No, please, tell us how you really feel.

She sprawled out on her stepbrother Aaron’s old bed, rubbing her legs against the all-natural, organic, puke green hemp comforter cover he’d bought at some hippie supply store last winter. Even though Aaron had moved out of the room ages ago—he’d been on a road trip all summer doing God knows what, leaving his bedroom to Blair, since hers had been turned into Yale’s nursery—it still smelled of boy sweat and Mookie, Aaron’s disgusting boxer dog. Then, to make matters worse, Blair’s cat, Kitty Minky, had decided to move in and mark her territory—spraying everything until the whole room reeked of cat pee, wet dog, and the herbal cigarettes Aaron was always smoking. Blair loved her baby sister, but really, did she have to get displaced from her own beautiful bedroom and into this shithole?

“There’s um, some
stuff
I have to get done. It, like, can’t really wait,” Nate mumbled. Blair could always tell when he was lying—he sounded even more incomprehensible than usual. She picked at the rough cloth of the comforter with her French-manicured fingernails. Blair loved surprises, but somehow she didn’t think Nate was hiding anything fun.

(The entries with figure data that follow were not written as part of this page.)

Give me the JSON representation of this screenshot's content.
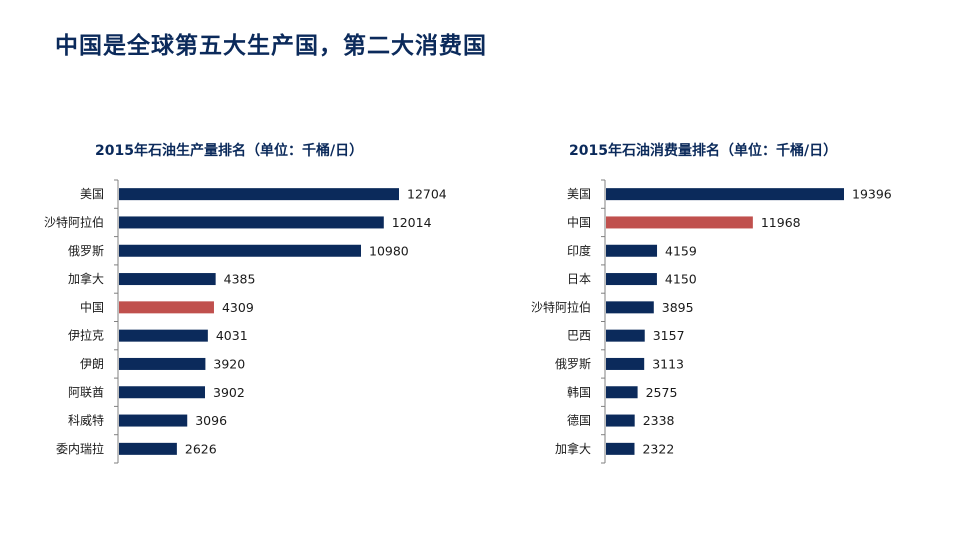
{
  "slide": {
    "title": "中国是全球第五大生产国，第二大消费国"
  },
  "chart_data": [
    {
      "type": "bar",
      "orientation": "horizontal",
      "title": "2015年石油生产量排名（单位：千桶/日）",
      "categories": [
        "美国",
        "沙特阿拉伯",
        "俄罗斯",
        "加拿大",
        "中国",
        "伊拉克",
        "伊朗",
        "阿联酋",
        "科威特",
        "委内瑞拉"
      ],
      "values": [
        12704,
        12014,
        10980,
        4385,
        4309,
        4031,
        3920,
        3902,
        3096,
        2626
      ],
      "highlight": "中国",
      "bar_color": "#0b2a5b",
      "highlight_color": "#c0504d",
      "grid": false
    },
    {
      "type": "bar",
      "orientation": "horizontal",
      "title": "2015年石油消费量排名（单位：千桶/日）",
      "categories": [
        "美国",
        "中国",
        "印度",
        "日本",
        "沙特阿拉伯",
        "巴西",
        "俄罗斯",
        "韩国",
        "德国",
        "加拿大"
      ],
      "values": [
        19396,
        11968,
        4159,
        4150,
        3895,
        3157,
        3113,
        2575,
        2338,
        2322
      ],
      "highlight": "中国",
      "bar_color": "#0b2a5b",
      "highlight_color": "#c0504d",
      "grid": false
    }
  ]
}
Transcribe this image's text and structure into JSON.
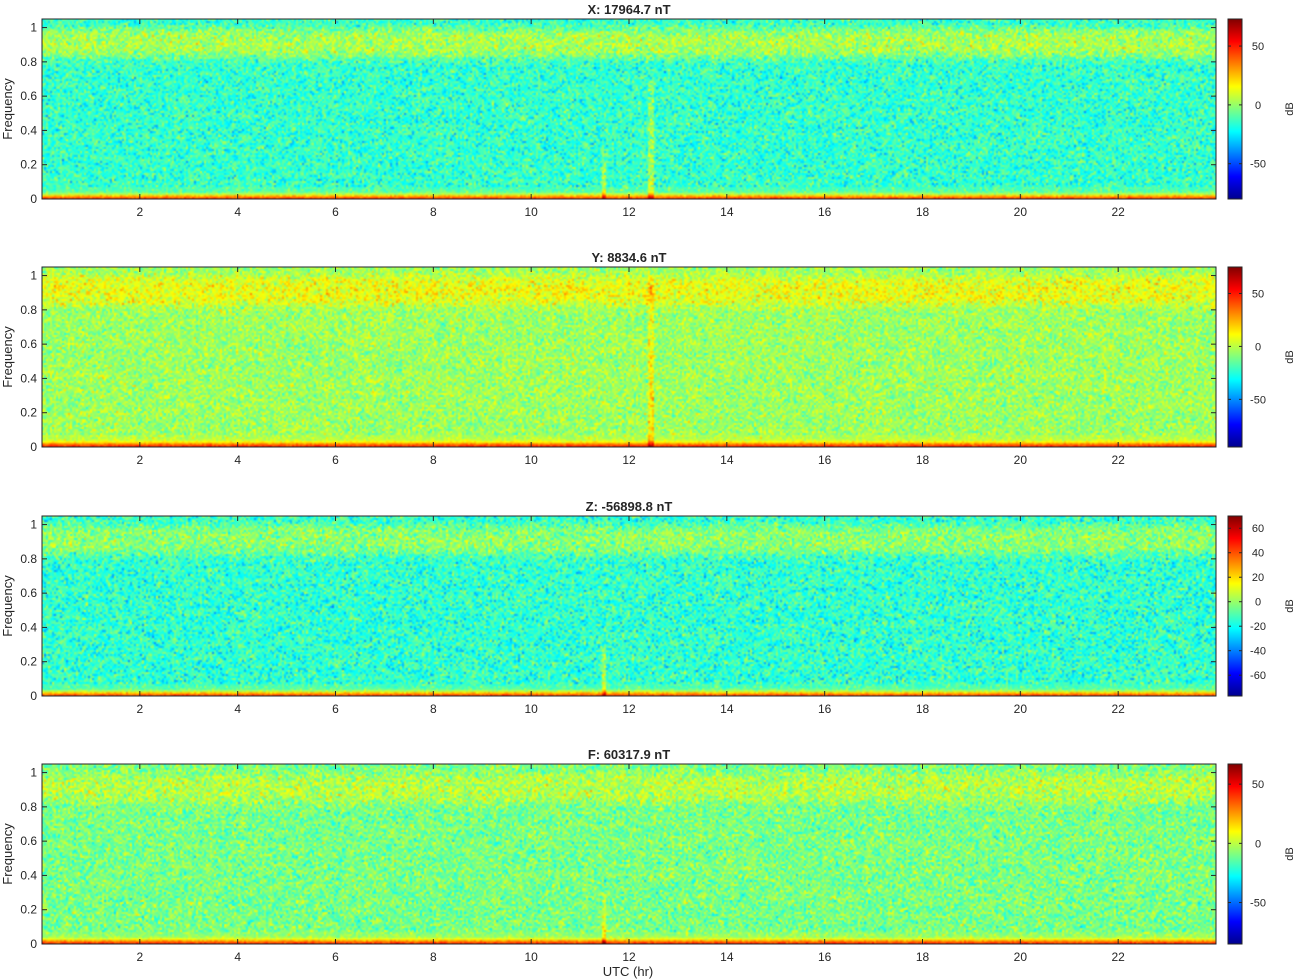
{
  "figure": {
    "xlabel": "UTC (hr)"
  },
  "chart_data": [
    {
      "type": "heatmap",
      "title": "X: 17964.7 nT",
      "ylabel": "Frequency",
      "xlim": [
        0,
        24
      ],
      "ylim": [
        0,
        1.05
      ],
      "xticks": [
        2,
        4,
        6,
        8,
        10,
        12,
        14,
        16,
        18,
        20,
        22
      ],
      "yticks": [
        0,
        0.2,
        0.4,
        0.6,
        0.8,
        1
      ],
      "colorbar": {
        "label": "dB",
        "range": [
          -80,
          73
        ],
        "ticks": [
          50,
          0,
          -50
        ],
        "colormap": "jet"
      },
      "background_level_db": -15,
      "features": [
        {
          "kind": "low_frequency_band",
          "freq_max": 0.03,
          "level_db": 45
        },
        {
          "kind": "high_frequency_band",
          "freq_range": [
            0.82,
            1.0
          ],
          "level_db": 5
        },
        {
          "kind": "vertical_line",
          "time_hr": 12.45,
          "freq_max": 0.7
        },
        {
          "kind": "vertical_line",
          "time_hr": 11.5,
          "freq_max": 0.3
        }
      ]
    },
    {
      "type": "heatmap",
      "title": "Y: 8834.6 nT",
      "ylabel": "Frequency",
      "xlim": [
        0,
        24
      ],
      "ylim": [
        0,
        1.05
      ],
      "xticks": [
        2,
        4,
        6,
        8,
        10,
        12,
        14,
        16,
        18,
        20,
        22
      ],
      "yticks": [
        0,
        0.2,
        0.4,
        0.6,
        0.8,
        1
      ],
      "colorbar": {
        "label": "dB",
        "range": [
          -95,
          75
        ],
        "ticks": [
          50,
          0,
          -50
        ],
        "colormap": "jet"
      },
      "background_level_db": -5,
      "features": [
        {
          "kind": "low_frequency_band",
          "freq_max": 0.03,
          "level_db": 48
        },
        {
          "kind": "high_frequency_band",
          "freq_range": [
            0.82,
            1.0
          ],
          "level_db": 10
        },
        {
          "kind": "vertical_line",
          "time_hr": 12.45,
          "freq_max": 1.0
        }
      ]
    },
    {
      "type": "heatmap",
      "title": "Z: -56898.8 nT",
      "ylabel": "Frequency",
      "xlim": [
        0,
        24
      ],
      "ylim": [
        0,
        1.05
      ],
      "xticks": [
        2,
        4,
        6,
        8,
        10,
        12,
        14,
        16,
        18,
        20,
        22
      ],
      "yticks": [
        0,
        0.2,
        0.4,
        0.6,
        0.8,
        1
      ],
      "colorbar": {
        "label": "dB",
        "range": [
          -77,
          70
        ],
        "ticks": [
          60,
          40,
          20,
          0,
          -20,
          -40,
          -60
        ],
        "colormap": "jet"
      },
      "background_level_db": -15,
      "features": [
        {
          "kind": "low_frequency_band",
          "freq_max": 0.03,
          "level_db": 42
        },
        {
          "kind": "high_frequency_band",
          "freq_range": [
            0.82,
            1.0
          ],
          "level_db": 0
        },
        {
          "kind": "vertical_line",
          "time_hr": 11.5,
          "freq_max": 0.3
        }
      ]
    },
    {
      "type": "heatmap",
      "title": "F: 60317.9 nT",
      "ylabel": "Frequency",
      "xlim": [
        0,
        24
      ],
      "ylim": [
        0,
        1.05
      ],
      "xticks": [
        2,
        4,
        6,
        8,
        10,
        12,
        14,
        16,
        18,
        20,
        22
      ],
      "yticks": [
        0,
        0.2,
        0.4,
        0.6,
        0.8,
        1
      ],
      "colorbar": {
        "label": "dB",
        "range": [
          -85,
          67
        ],
        "ticks": [
          50,
          0,
          -50
        ],
        "colormap": "jet"
      },
      "background_level_db": -10,
      "features": [
        {
          "kind": "low_frequency_band",
          "freq_max": 0.03,
          "level_db": 42
        },
        {
          "kind": "high_frequency_band",
          "freq_range": [
            0.82,
            1.0
          ],
          "level_db": 0
        },
        {
          "kind": "vertical_line",
          "time_hr": 11.5,
          "freq_max": 0.3
        }
      ]
    }
  ]
}
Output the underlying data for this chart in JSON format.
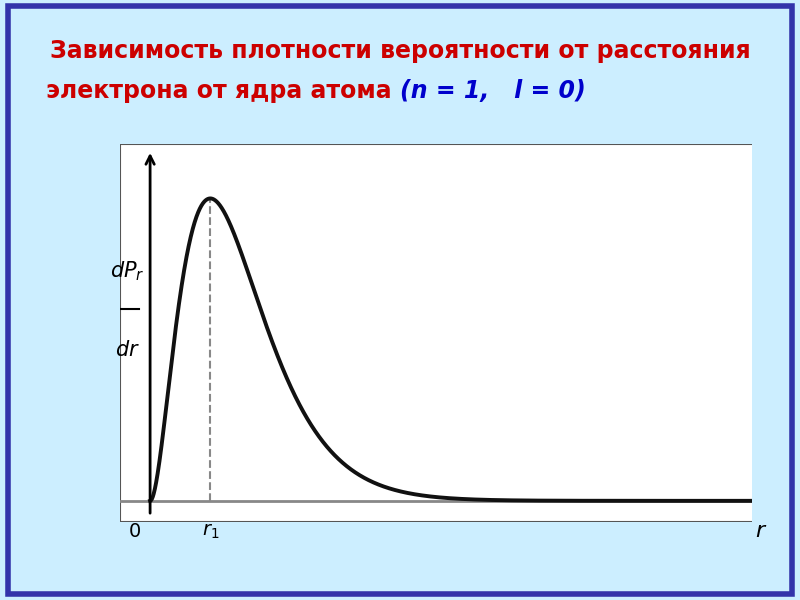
{
  "title_line1": "Зависимость плотности вероятности от расстояния",
  "title_line2_normal": "электрона от ядра атома ",
  "title_line2_colored": "(n = 1,   l = 0)",
  "title_fontsize": 17,
  "title_color": "#cc0000",
  "background_color": "#cceeff",
  "plot_bg_color": "#ffffff",
  "border_color": "#3333aa",
  "curve_color": "#111111",
  "curve_linewidth": 2.8,
  "axis_color": "#888888",
  "dashed_color": "#888888",
  "r_max": 10.0,
  "figsize": [
    8.0,
    6.0
  ],
  "dpi": 100
}
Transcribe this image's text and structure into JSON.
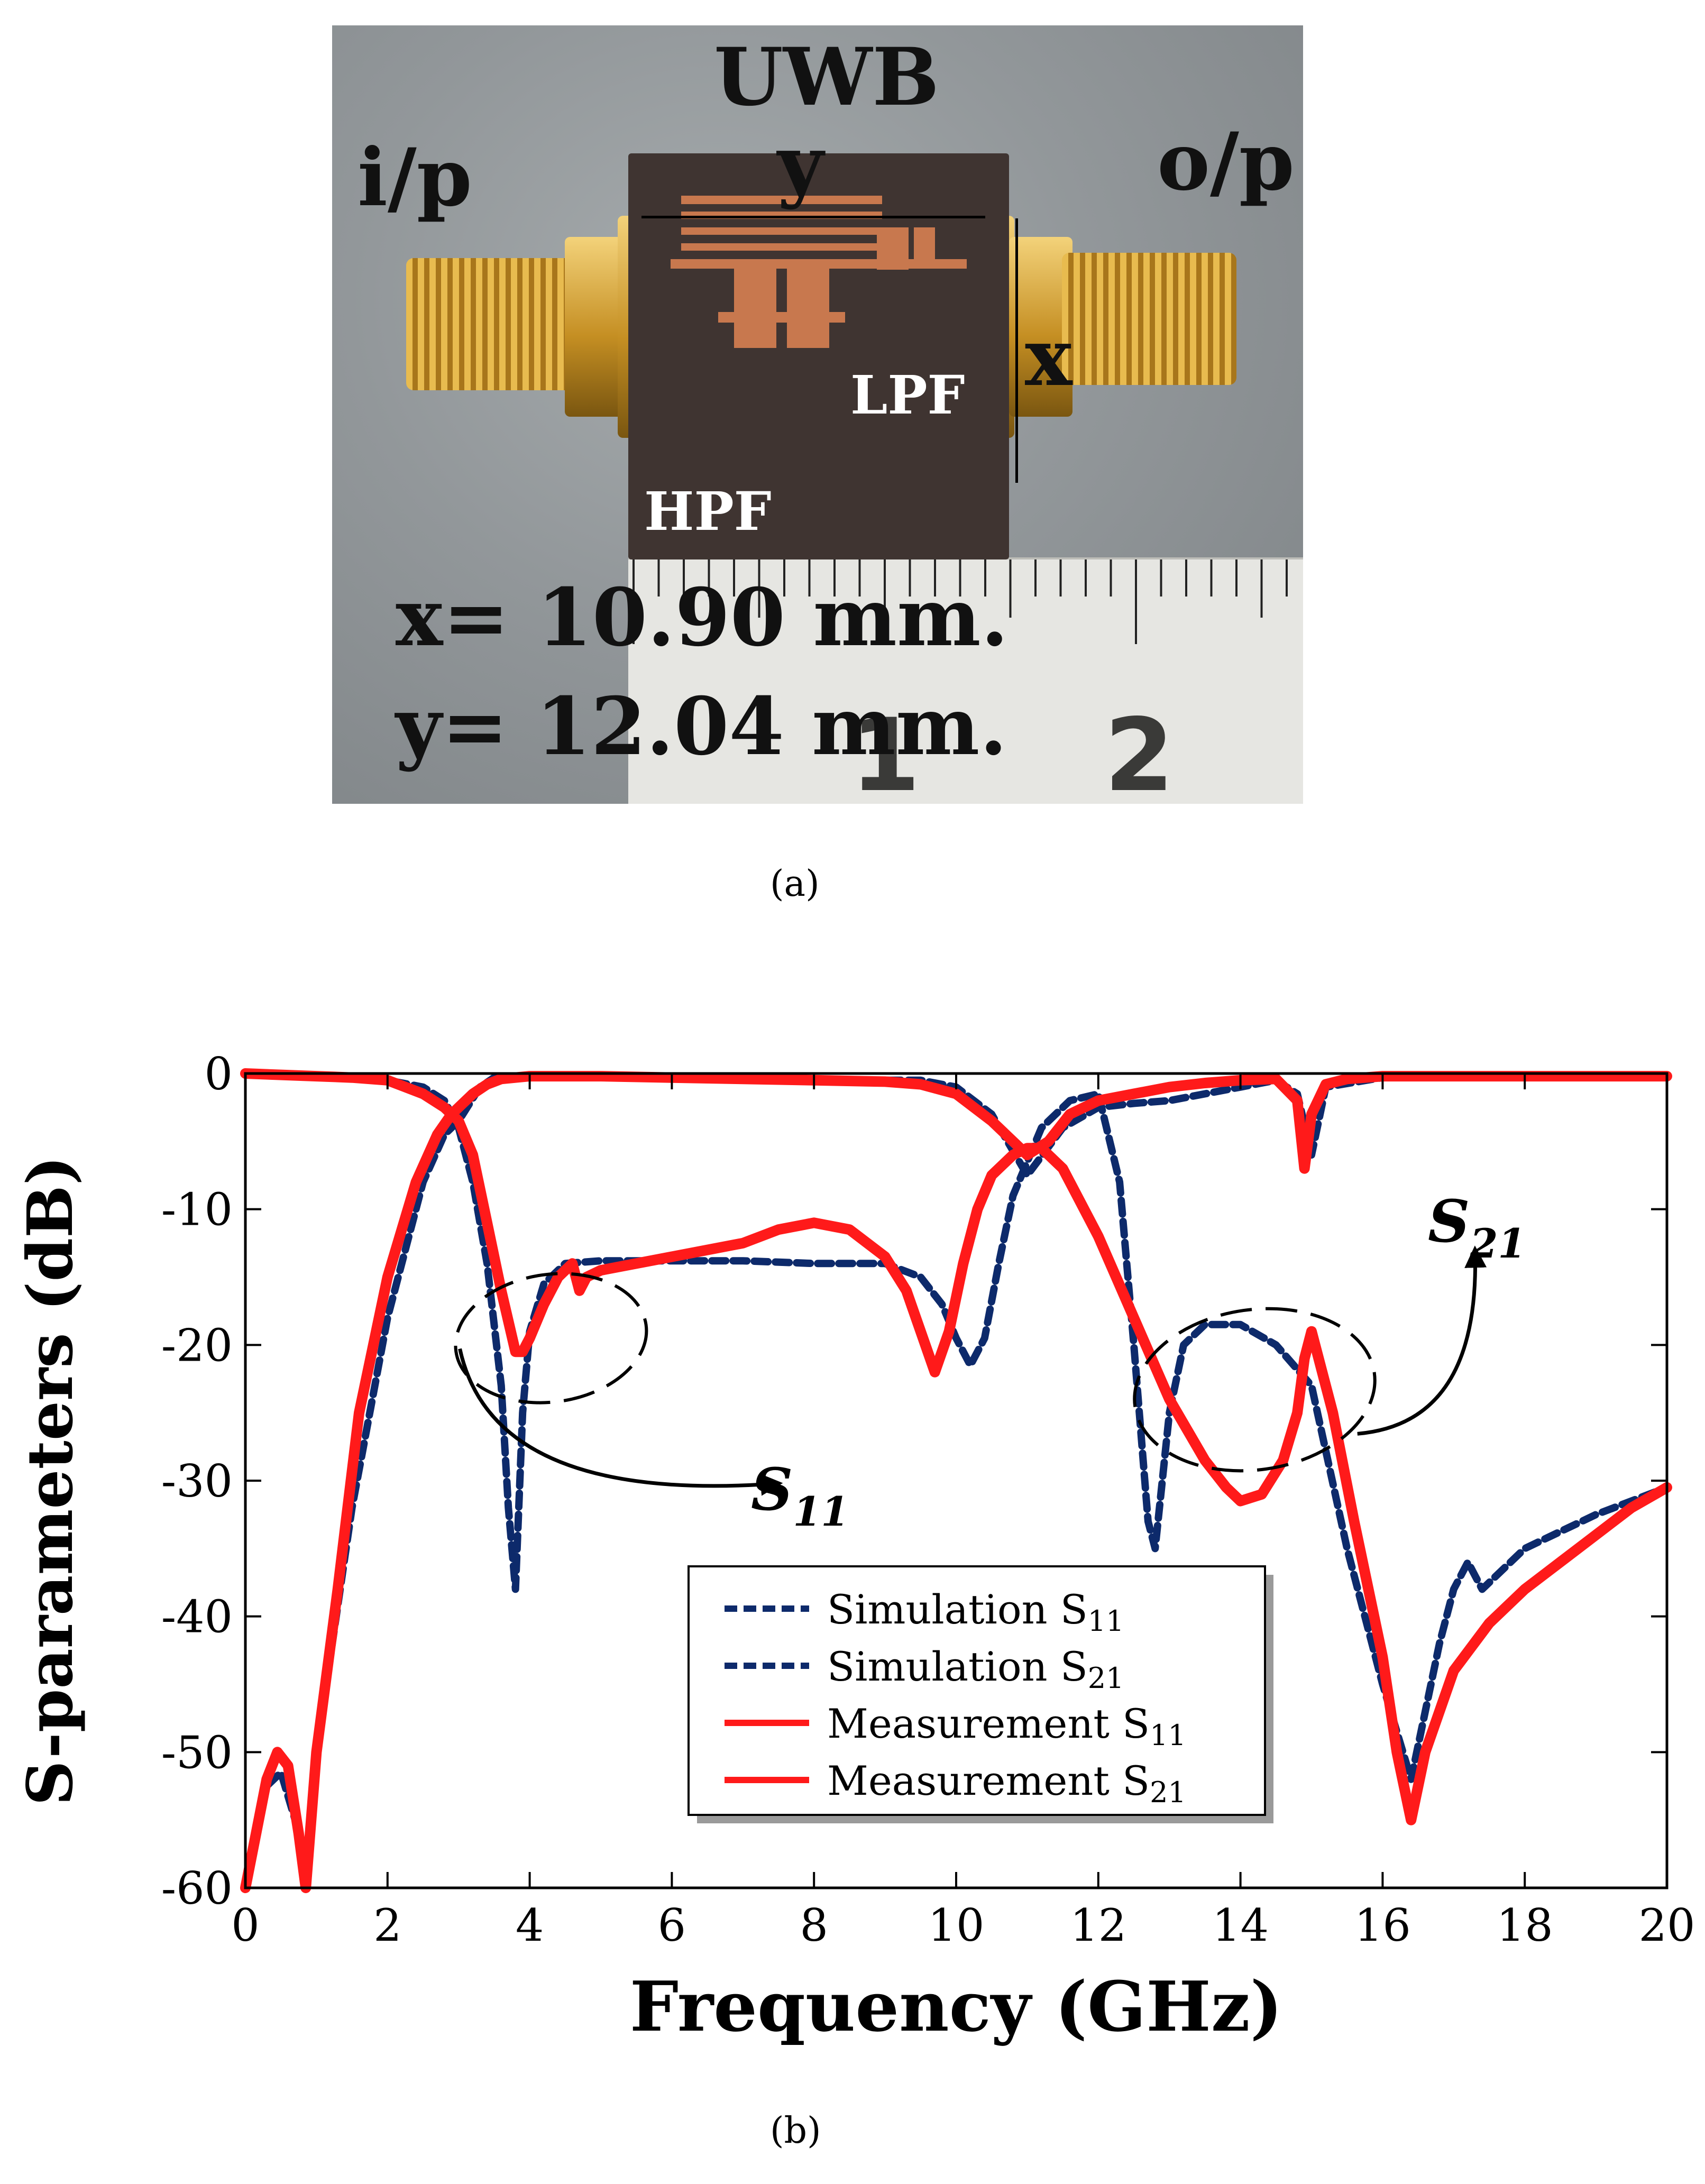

“Well, I’ll just come over there then.” She rolled over onto her back and held a strand of shining chestnut-colored hair in front of her face, mentally reminding herself to book an appointment at Warren Tricomi—she desperately needed a trim. The tips were bleached and parched from all the sun and salt water from when she was at sea.

Poor thing.

“No,” Nate answered quickly, “I mean, uh, you can’t come over here.”
Excusez-moi?
They just spent a month together on a boat, totally in love, and now they’d been home for twenty-four hours and he didn’t want to see her? She sat up and impatiently switched the phone from one ear to another. She was probably going to get brain cancer from talking on her cell so much. Then Nate would be sorry.